Palangka Raya, LiputanSBM — Di tengah derasnya arus informasi digital, kemampuan masyarakat untuk berpikir kritis dan bertindak bijak di ruang siber menjadi kebutuhan mendesak. Literasi digital tidak lagi sekadar soal kecakapan mengoperasikan gawai, tetapi juga menyangkut etika, budaya, dan keamanan dalam berinteraksi di dunia digital. Rabu (11/02/2026).
Literasi digital mencakup kemampuan memahami, menggunakan, mengevaluasi, hingga menciptakan informasi secara kritis, aman, dan etis melalui teknologi digital.
Baca Juga:
Kementerian Komunikasi dan Informatika (Kemenkominfo) menempatkan literasi digital dalam empat pilar utama, yakni digital skills (kecakapan teknis), digital culture (budaya digital berlandaskan nilai kebangsaan), digital ethics (etika berinternet), serta digital safety (keamanan dan perlindungan data pribadi).
Kesadaran akan pentingnya literasi digital tersebut mendorong Pemerintah Kota Palangka Raya melalui Dinas Komunikasi, Informatika, Statistik, dan Persandian (Diskominfo) untuk terus menggencarkan edukasi literasi digital, khususnya di kalangan generasi muda. Pelajar dipilih sebagai sasaran utama karena merupakan kelompok yang paling aktif berinteraksi dengan internet dan perangkat digital.
Kepala Bidang Pengelolaan Informasi Publik (PIP) Diskominfo Kota Palangka Raya, Hendra Surya, menegaskan bahwa kegiatan literasi digital di sekolah-sekolah telah menjadi agenda rutin pemerintah daerah.
“Kegiatan ini adalah agenda rutin kami. Tujuannya jelas, kita ingin menyasar para pelajar agar mereka tidak hanya cakap teknologi, tetapi juga bijak dalam bermedia sosial dan mampu menangkal hoaks,” ujar Hendra, Selasa (10/2/2026), dikutip dari Media Center Kota Palangka Raya.
Menurut Hendra, pemahaman etika digital harus ditanamkan sejak dini agar pelajar tidak terjebak dalam perilaku negatif di ruang siber. Maraknya penyebaran hoaks, perundungan siber (cyber bullying), hingga paparan konten yang tidak sesuai usia dinilai berpotensi menimbulkan dampak serius, baik secara psikologis maupun sosial.
“Literasi digital bukan untuk membatasi, tetapi membekali.
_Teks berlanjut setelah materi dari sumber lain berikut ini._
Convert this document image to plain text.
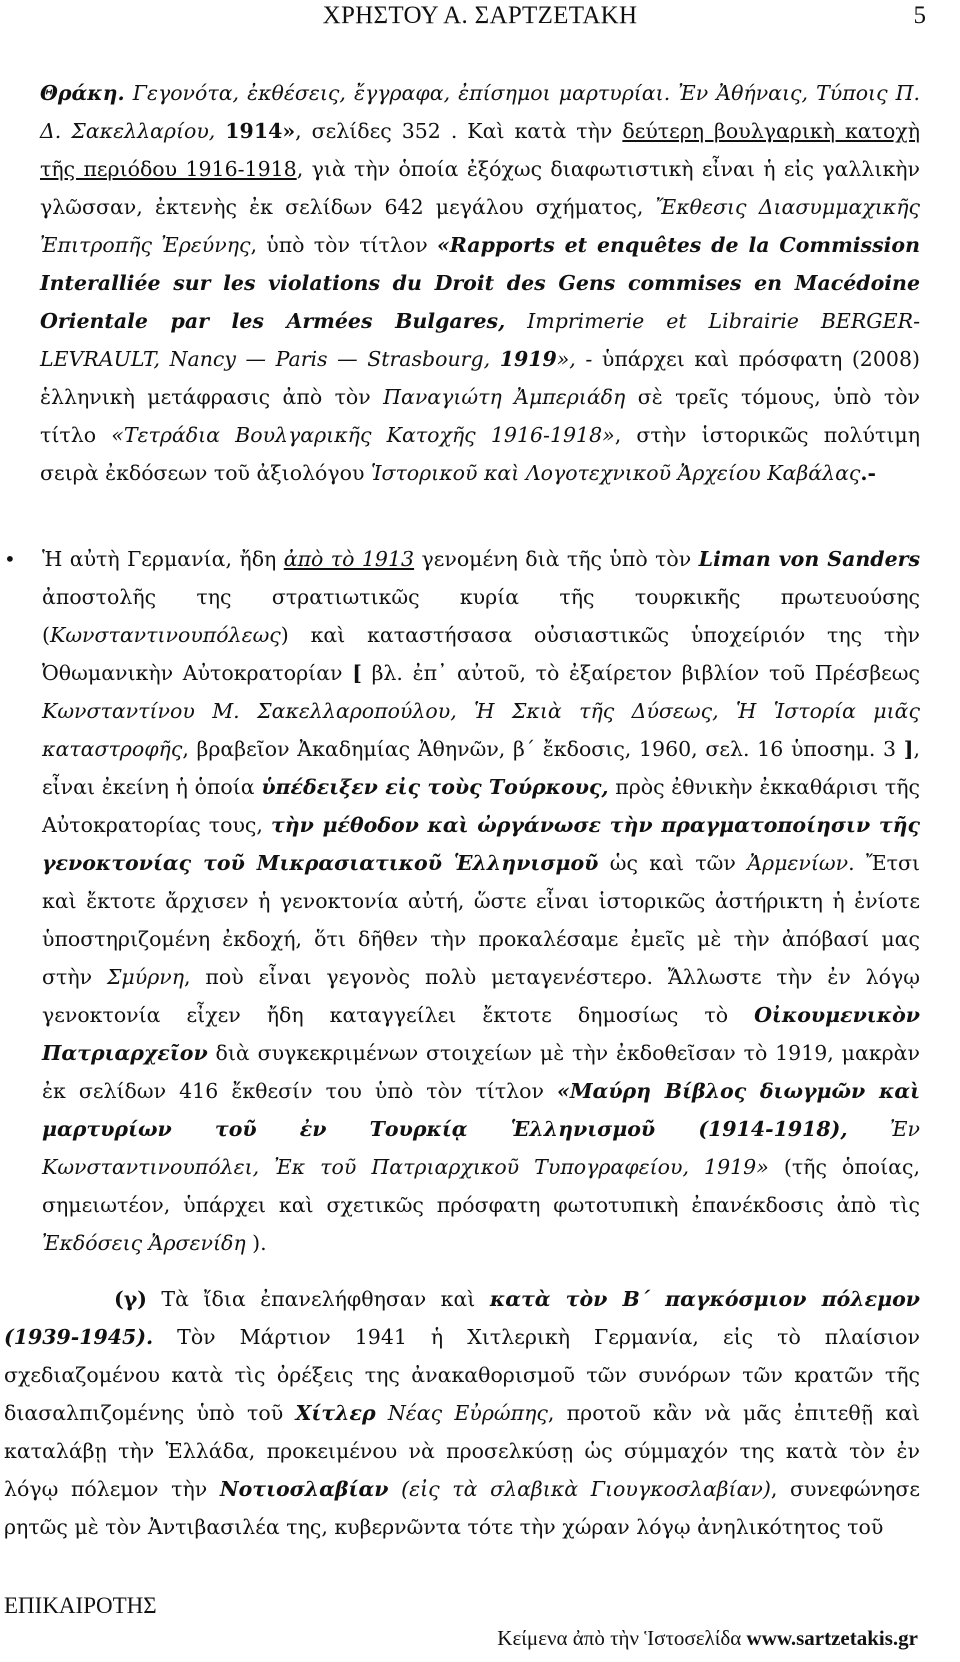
ΧΡΗΣΤΟΥ Α. ΣΑΡΤΖΕΤΑΚΗ	5

Θράκη. Γεγονότα, ἐκθέσεις, ἔγγραφα, ἐπίσημοι μαρτυρίαι. Ἐν Ἀθήναις, Τύποις Π. Δ. Σακελλαρίου, 1914», σελίδες 352 . Καὶ κατὰ τὴν δεύτερη βουλγαρικὴ κατοχὴ τῆς περιόδου 1916-1918, γιὰ τὴν ὁποία ἐξόχως διαφωτιστικὴ εἶναι ἡ εἰς γαλλικὴν γλῶσσαν, ἐκτενὴς ἐκ σελίδων 642 μεγάλου σχήματος, Ἔκθεσις Διασυμμαχικῆς Ἐπιτροπῆς Ἐρεύνης, ὑπὸ τὸν τίτλον «Rapports et enquêtes de la Commission Interalliée sur les violations du Droit des Gens commises en Macédoine Orientale par les Armées Bulgares, Imprimerie et Librairie BERGER- LEVRAULT, Nancy — Paris — Strasbourg, 1919», - ὑπάρχει καὶ πρόσφατη (2008) ἑλληνικὴ μετάφρασις ἀπὸ τὸν Παναγιώτη Ἀμπεριάδη σὲ τρεῖς τόμους, ὑπὸ τὸν τίτλο «Τετράδια Βουλγαρικῆς Κατοχῆς 1916-1918», στὴν ἱστορικῶς πολύτιμη σειρὰ ἐκδόσεων τοῦ ἀξιολόγου Ἱστορικοῦ καὶ Λογοτεχνικοῦ Ἀρχείου Καβάλας.-

• Ἡ αὐτὴ Γερμανία, ἤδη ἀπὸ τὸ 1913 γενομένη διὰ τῆς ὑπὸ τὸν Liman von Sanders ἀποστολῆς της στρατιωτικῶς κυρία τῆς τουρκικῆς πρωτευούσης (Κωνσταντινουπόλεως) καὶ καταστήσασα οὐσιαστικῶς ὑποχείριόν της τὴν Ὀθωμανικὴν Αὐτοκρατορίαν [ βλ. ἐπ᾽ αὐτοῦ, τὸ ἐξαίρετον βιβλίον τοῦ Πρέσβεως Κωνσταντίνου Μ. Σακελλαροπούλου, Ἡ Σκιὰ τῆς Δύσεως, Ἡ Ἱστορία μιᾶς καταστροφῆς, βραβεῖον Ἀκαδημίας Ἀθηνῶν, β΄ ἔκδοσις, 1960, σελ. 16 ὑποσημ. 3 ], εἶναι ἐκείνη ἡ ὁποία ὑπέδειξεν εἰς τοὺς Τούρκους, πρὸς ἐθνικὴν ἐκκαθάρισι τῆς Αὐτοκρατορίας τους, τὴν μέθοδον καὶ ὠργάνωσε τὴν πραγματοποίησιν τῆς γενοκτονίας τοῦ Μικρασιατικοῦ Ἑλληνισμοῦ ὡς καὶ τῶν Ἀρμενίων. Ἔτσι καὶ ἔκτοτε ἄρχισεν ἡ γενοκτονία αὐτή, ὥστε εἶναι ἱστορικῶς ἀστήρικτη ἡ ἐνίοτε ὑποστηριζομένη ἐκδοχή, ὅτι δῆθεν τὴν προκαλέσαμε ἐμεῖς μὲ τὴν ἀπόβασί μας στὴν Σμύρνη, ποὺ εἶναι γεγονὸς πολὺ μεταγενέστερο. Ἄλλωστε τὴν ἐν λόγῳ γενοκτονία εἶχεν ἤδη καταγγείλει ἔκτοτε δημοσίως τὸ Οἰκουμενικὸν Πατριαρχεῖον διὰ συγκεκριμένων στοιχείων μὲ τὴν ἐκδοθεῖσαν τὸ 1919, μακρὰν ἐκ σελίδων 416 ἔκθεσίν του ὑπὸ τὸν τίτλον «Μαύρη Βίβλος διωγμῶν καὶ μαρτυρίων τοῦ ἐν Τουρκίᾳ Ἑλληνισμοῦ (1914-1918), Ἐν Κωνσταντινουπόλει, Ἐκ τοῦ Πατριαρχικοῦ Τυπογραφείου, 1919» (τῆς ὁποίας, σημειωτέον, ὑπάρχει καὶ σχετικῶς πρόσφατη φωτοτυπικὴ ἐπανέκδοσις ἀπὸ τὶς Ἐκδόσεις Ἀρσενίδη ).

(γ) Τὰ ἴδια ἐπανελήφθησαν καὶ κατὰ τὸν Β΄ παγκόσμιον πόλεμον (1939-1945). Τὸν Μάρτιον 1941 ἡ Χιτλερικὴ Γερμανία, εἰς τὸ πλαίσιον σχεδιαζομένου κατὰ τὶς ὀρέξεις της ἀνακαθορισμοῦ τῶν συνόρων τῶν κρατῶν τῆς διασαλπιζομένης ὑπὸ τοῦ Χίτλερ Νέας Εὐρώπης, προτοῦ κἂν νὰ μᾶς ἐπιτεθῇ καὶ καταλάβῃ τὴν Ἑλλάδα, προκειμένου νὰ προσελκύσῃ ὡς σύμμαχόν της κατὰ τὸν ἐν λόγῳ πόλεμον τὴν Νοτιοσλαβίαν (εἰς τὰ σλαβικὰ Γιουγκοσλαβίαν), συνεφώνησε ρητῶς μὲ τὸν Ἀντιβασιλέα της, κυβερνῶντα τότε τὴν χώραν λόγῳ ἀνηλικότητος τοῦ

ΕΠΙΚΑΙΡΟΤΗΣ
Κείμενα ἀπὸ τὴν Ἱστοσελίδα www.sartzetakis.gr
Anak-anak perlu tahu mana informasi yang benar, bagaimana bersikap sopan di media sosial, dan cara melindungi data pribadinya,” jelasnya.
Melalui edukasi berkelanjutan ini, Diskominfo Kota Palangka Raya berharap generasi muda mampu memanfaatkan teknologi digital secara produktif, aman, dan bertanggung jawab, sekaligus menjadi benteng pertama dalam menangkal disinformasi di tengah masyarakat.
Upaya tersebut diharapkan dapat melahirkan masyarakat digital yang cerdas, beretika, dan berdaya saing di era transformasi teknologi yang kian cepat.